Estamos a viver uma fase muito conturbada da humanidade e eu preciso de perceber como é que se mantém a Esperança em tempos negros.
É claro que a Arte não tem de falar da inflação, nem dos salários cada vez mais curtos e dos meses cada vez mais longos, não precisa de testemunhar o caso da minha vizinha que não tem como alimentar os filhos, mas nós, que vemos e vivemos tudo isso, não nos podemos transformar em animais raivosos a defender o osso; o mesmo osso com que bateremos na cabeça dos outros e, brevemente, na nossa própria cabeça, quando nos faltarem os alimentos ou a sanidade.
Ferreira Gullar e a sua fina ironia sempre me salvaram.
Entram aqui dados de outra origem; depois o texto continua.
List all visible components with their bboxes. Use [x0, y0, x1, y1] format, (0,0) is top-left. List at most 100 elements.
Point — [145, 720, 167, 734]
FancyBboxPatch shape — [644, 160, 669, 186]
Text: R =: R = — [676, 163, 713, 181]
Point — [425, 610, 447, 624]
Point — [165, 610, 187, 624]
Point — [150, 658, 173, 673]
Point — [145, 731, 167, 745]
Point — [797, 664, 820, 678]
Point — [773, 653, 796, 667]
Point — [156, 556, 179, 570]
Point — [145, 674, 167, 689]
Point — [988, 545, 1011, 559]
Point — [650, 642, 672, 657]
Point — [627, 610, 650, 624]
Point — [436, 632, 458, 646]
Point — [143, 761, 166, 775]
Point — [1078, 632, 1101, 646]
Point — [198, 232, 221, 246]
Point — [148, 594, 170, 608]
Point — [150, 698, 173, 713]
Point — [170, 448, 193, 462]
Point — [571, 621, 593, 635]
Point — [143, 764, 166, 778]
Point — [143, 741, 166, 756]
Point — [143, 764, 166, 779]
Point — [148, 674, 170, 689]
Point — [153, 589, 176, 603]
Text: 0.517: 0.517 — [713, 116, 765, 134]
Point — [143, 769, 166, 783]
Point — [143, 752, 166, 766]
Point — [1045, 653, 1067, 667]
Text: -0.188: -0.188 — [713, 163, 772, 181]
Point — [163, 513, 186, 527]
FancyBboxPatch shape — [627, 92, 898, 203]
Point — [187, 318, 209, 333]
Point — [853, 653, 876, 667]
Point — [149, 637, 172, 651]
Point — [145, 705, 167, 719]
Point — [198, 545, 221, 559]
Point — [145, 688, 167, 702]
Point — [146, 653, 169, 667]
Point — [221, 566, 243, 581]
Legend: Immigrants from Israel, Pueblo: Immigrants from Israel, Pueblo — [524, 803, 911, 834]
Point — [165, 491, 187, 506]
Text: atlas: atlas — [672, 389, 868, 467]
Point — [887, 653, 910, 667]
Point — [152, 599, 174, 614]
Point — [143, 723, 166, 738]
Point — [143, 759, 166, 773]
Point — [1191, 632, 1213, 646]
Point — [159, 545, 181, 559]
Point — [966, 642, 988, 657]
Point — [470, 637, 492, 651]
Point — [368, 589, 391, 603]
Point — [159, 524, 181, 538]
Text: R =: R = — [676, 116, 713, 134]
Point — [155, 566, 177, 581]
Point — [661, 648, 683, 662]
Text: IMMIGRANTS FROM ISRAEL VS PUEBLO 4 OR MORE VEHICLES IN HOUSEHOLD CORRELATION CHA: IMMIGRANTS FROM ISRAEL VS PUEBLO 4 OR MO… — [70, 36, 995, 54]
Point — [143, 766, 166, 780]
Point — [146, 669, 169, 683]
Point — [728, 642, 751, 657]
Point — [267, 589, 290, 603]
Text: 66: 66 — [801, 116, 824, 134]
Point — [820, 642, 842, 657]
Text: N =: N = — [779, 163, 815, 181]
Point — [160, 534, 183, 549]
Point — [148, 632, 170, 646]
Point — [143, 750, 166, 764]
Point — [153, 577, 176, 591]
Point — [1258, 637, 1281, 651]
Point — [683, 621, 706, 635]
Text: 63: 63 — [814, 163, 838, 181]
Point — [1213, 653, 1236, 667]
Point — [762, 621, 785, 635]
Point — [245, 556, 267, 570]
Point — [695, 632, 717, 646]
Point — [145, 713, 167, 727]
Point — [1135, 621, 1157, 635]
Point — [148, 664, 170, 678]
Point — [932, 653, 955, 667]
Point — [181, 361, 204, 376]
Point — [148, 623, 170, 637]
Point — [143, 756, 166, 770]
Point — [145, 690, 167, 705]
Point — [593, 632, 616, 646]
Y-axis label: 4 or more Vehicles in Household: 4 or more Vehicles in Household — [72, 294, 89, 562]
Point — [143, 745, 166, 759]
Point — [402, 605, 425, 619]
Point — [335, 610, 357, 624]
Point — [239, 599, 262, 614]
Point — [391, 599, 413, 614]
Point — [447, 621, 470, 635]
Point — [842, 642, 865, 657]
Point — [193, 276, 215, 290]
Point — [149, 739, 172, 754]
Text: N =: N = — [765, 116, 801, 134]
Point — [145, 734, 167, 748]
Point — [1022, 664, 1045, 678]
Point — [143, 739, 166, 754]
Procuro os poemas onde todos tenham lugar.
Não há Vagas
O preço do feijão
não cabe no poema. O preço
do arroz
não cabe no poema.
Não cabem no poema o gás
a luz o telefone
a sonegação
do leite
da carne
do açúcar
do pão
O funcionário público
não cabe no poema
com seu salário de fome
sua vida fechada
em arquivos.
Como não cabe no poema
o operário
que esmerila seu dia de aço
e carvão
nas oficinas escuras
– porque o poema, senhores,
está fechado:
“não há vagas”
Só cabe no poema
o homem sem estômago
a mulher de nuvens
a fruta sem preço
O poema, senhores,
não fede
nem cheira

Jonh Malkovich apresentou em Lisboa o espetáculo “The Infamous Ramirez Hoffman”, adaptado do livro do chileno Roberto Bolaño, A Literatura Nazi nas Américas.
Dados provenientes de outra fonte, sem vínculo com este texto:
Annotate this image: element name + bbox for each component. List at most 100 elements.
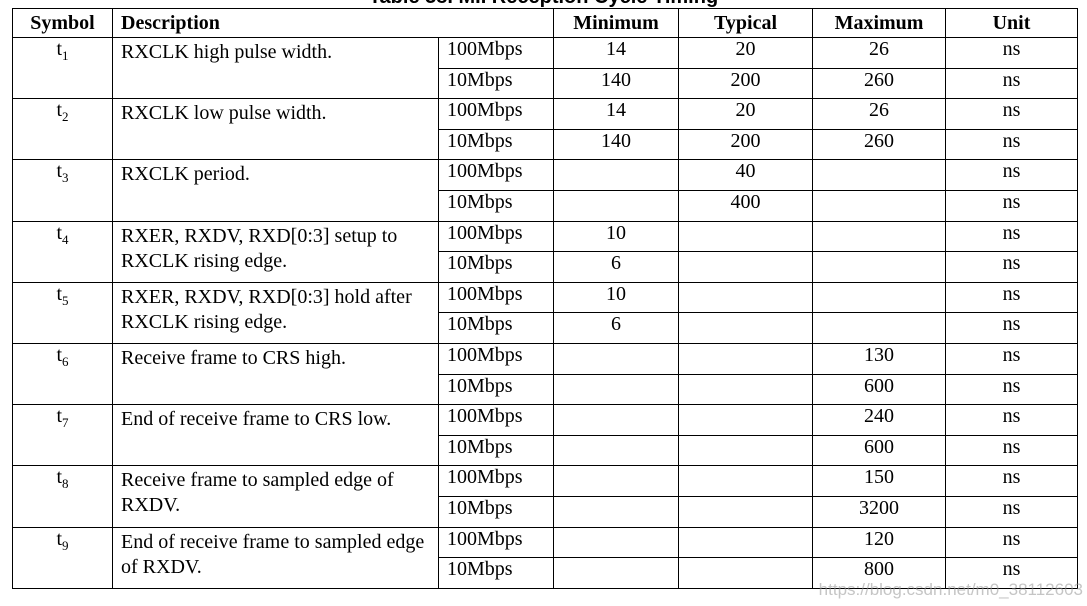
speed-cell: 100Mbps (437, 281, 555, 314)
header-cell: Unit (945, 8, 1079, 38)
row: 10Mbps 800 ns (13, 557, 1079, 589)
minimum-cell: 10 (553, 281, 680, 314)
symbol-cell: t4 (12, 220, 113, 283)
minimum-cell (553, 373, 680, 406)
description: End of receive frame to sampled edge of … (112, 526, 439, 589)
row: 10Mbps 6 ns (13, 251, 1079, 283)
unit-cell: ns (945, 526, 1079, 559)
minimum-cell (553, 189, 680, 222)
unit-cell: ns (945, 557, 1079, 589)
maximum-cell: 260 (812, 67, 947, 100)
symbol-cell: t8 (12, 465, 113, 528)
speed-cell: 10Mbps (437, 251, 555, 283)
symbol-cell: t5 (12, 281, 113, 344)
symbol-subscript: 7 (62, 415, 69, 431)
unit-cell: ns (945, 434, 1079, 467)
symbol: t (56, 466, 63, 489)
speed-cell: 10Mbps (437, 189, 555, 222)
description: RXCLK period. (112, 159, 439, 222)
timing-table: Symbol Description Minimum Typical Maximum Un… (12, 8, 1079, 589)
typical-cell: 40 (678, 159, 814, 191)
maximum-cell: 120 (812, 526, 947, 559)
symbol-cell: t9 (12, 526, 113, 589)
speed-cell: 100Mbps (437, 342, 555, 375)
unit-cell: ns (945, 342, 1079, 375)
row: t8 Receive frame to sampled edge of RXDV.… (12, 465, 1079, 528)
header-cell: Description (111, 8, 555, 38)
typical-cell (678, 373, 814, 406)
row: t7 End of receive frame to CRS low. 100Mbp… (12, 404, 1079, 467)
minimum-cell: 140 (553, 67, 680, 100)
maximum-cell (812, 159, 947, 191)
row: t5 RXER, RXDV, RXD[0:3] hold after RXCLK … (12, 281, 1079, 344)
unit-cell: ns (945, 404, 1079, 436)
unit-cell: ns (945, 281, 1079, 314)
row: t3 RXCLK period. 100Mbps 40 ns (12, 159, 1079, 222)
speed-cell: 100Mbps (437, 159, 555, 191)
symbol-subscript: 9 (62, 537, 69, 553)
minimum-cell: 6 (553, 251, 680, 283)
unit-cell: ns (945, 465, 1079, 497)
typical-cell: 200 (678, 67, 814, 100)
symbol: t (56, 343, 63, 366)
symbol: t (56, 527, 63, 550)
minimum-cell: 10 (553, 220, 680, 253)
typical-cell (678, 342, 814, 375)
minimum-cell: 140 (553, 128, 680, 161)
row: t4 RXER, RXDV, RXD[0:3] setup to RXCLK ri… (12, 220, 1079, 283)
symbol-subscript: 6 (62, 353, 69, 369)
maximum-cell: 600 (812, 373, 947, 406)
maximum-cell: 26 (812, 37, 947, 69)
unit-cell: ns (945, 373, 1079, 406)
header-cell: Maximum (812, 8, 947, 38)
speed-cell: 10Mbps (437, 312, 555, 344)
speed-cell: 10Mbps (437, 128, 555, 161)
symbol-cell: t3 (12, 159, 113, 222)
row: t9 End of receive frame to sampled edge o… (12, 526, 1079, 589)
typical-cell: 20 (678, 98, 814, 130)
speed-cell: 100Mbps (437, 465, 555, 497)
symbol: t (56, 221, 63, 244)
symbol: t (56, 405, 63, 428)
speed-cell: 100Mbps (437, 526, 555, 559)
speed-cell: 10Mbps (437, 373, 555, 406)
header-cell: Typical (678, 8, 814, 38)
unit-cell: ns (945, 220, 1079, 253)
maximum-cell: 600 (812, 434, 947, 467)
minimum-cell (553, 526, 680, 559)
minimum-cell (553, 557, 680, 589)
unit-cell: ns (945, 159, 1079, 191)
maximum-cell (812, 251, 947, 283)
minimum-cell (553, 404, 680, 436)
unit-cell: ns (945, 312, 1079, 344)
description: End of receive frame to CRS low. (112, 404, 439, 467)
description: Receive frame to CRS high. (112, 342, 439, 406)
typical-cell (678, 251, 814, 283)
speed-cell: 100Mbps (437, 220, 555, 253)
row: t2 RXCLK low pulse width. 100Mbps 14 20 26 ns (12, 98, 1079, 161)
symbol-subscript: 8 (62, 476, 69, 492)
minimum-cell (553, 465, 680, 497)
typical-cell: 20 (678, 37, 814, 69)
description: RXER, RXDV, RXD[0:3] hold after RXCLK ri… (112, 281, 439, 344)
minimum-cell (553, 342, 680, 375)
symbol-cell: t2 (12, 98, 113, 161)
symbol: t (56, 38, 63, 60)
maximum-cell: 150 (812, 465, 947, 497)
typical-cell (678, 404, 814, 436)
speed-cell: 100Mbps (437, 37, 555, 69)
maximum-cell: 260 (812, 128, 947, 161)
header-cell: Minimum (553, 8, 680, 38)
description: RXCLK high pulse width. (112, 36, 439, 100)
typical-cell (678, 434, 814, 467)
maximum-cell: 3200 (812, 495, 947, 528)
row: t6 Receive frame to CRS high. 100Mbps 130 ns (12, 342, 1079, 406)
description: Receive frame to sampled edge of RXDV. (112, 465, 439, 528)
maximum-cell: 800 (812, 557, 947, 589)
minimum-cell: 6 (553, 312, 680, 344)
typical-cell (678, 312, 814, 344)
description: RXCLK low pulse width. (112, 98, 439, 161)
symbol-subscript: 4 (62, 231, 69, 247)
minimum-cell: 14 (553, 98, 680, 130)
speed-cell: 10Mbps (437, 67, 555, 100)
O infame Hoffman tinha pretensões a artista, era criativo, tinha sentido estético, mas ignorava a ética. Mais tarde, sem surpresa, tornou-se um assassino.
Com as devidas distâncias, hoje, um artista que viva na torre de marfim, envolto na estética, desilude-me em termos éticos; assume, com o silêncio, uma ruidosa cumplicidade com o Mal.
Prefiro, sem dúvida, a frase de Lídia Jorge:
Os escritores estão debaixo da mesa a ver que migalhas caem e quem vive delas.
É preciso estar com quem vive de migalhas.”
18 de Janeiro de 2023 às 12:48
Respirei fundo ao ler-te porque esses tempos sombrios estão realmente roubando o ar. Fazia tempo que não lia Ferreira Gullar, nunca tive uma relação próxima com ele. lembro do poema Felicidade, lido anos atrás. Acho que foi o primeiro dele. E fiz um exercício mental de pensar na palavra que nunca foi para mim. Eu sempre achei felicidade um produto caro, por causa da maneira que as pessoas falavam e ainda falam. Eu que era mais melancólica, incomodava. Agora que dou risada, incomodo. rs
18 de Janeiro de 2023 às 19:22
Tempos sombrios, mesmo!
Mais vale incomodar com risadas, mas pessoalmente sou mais do team da melancolia!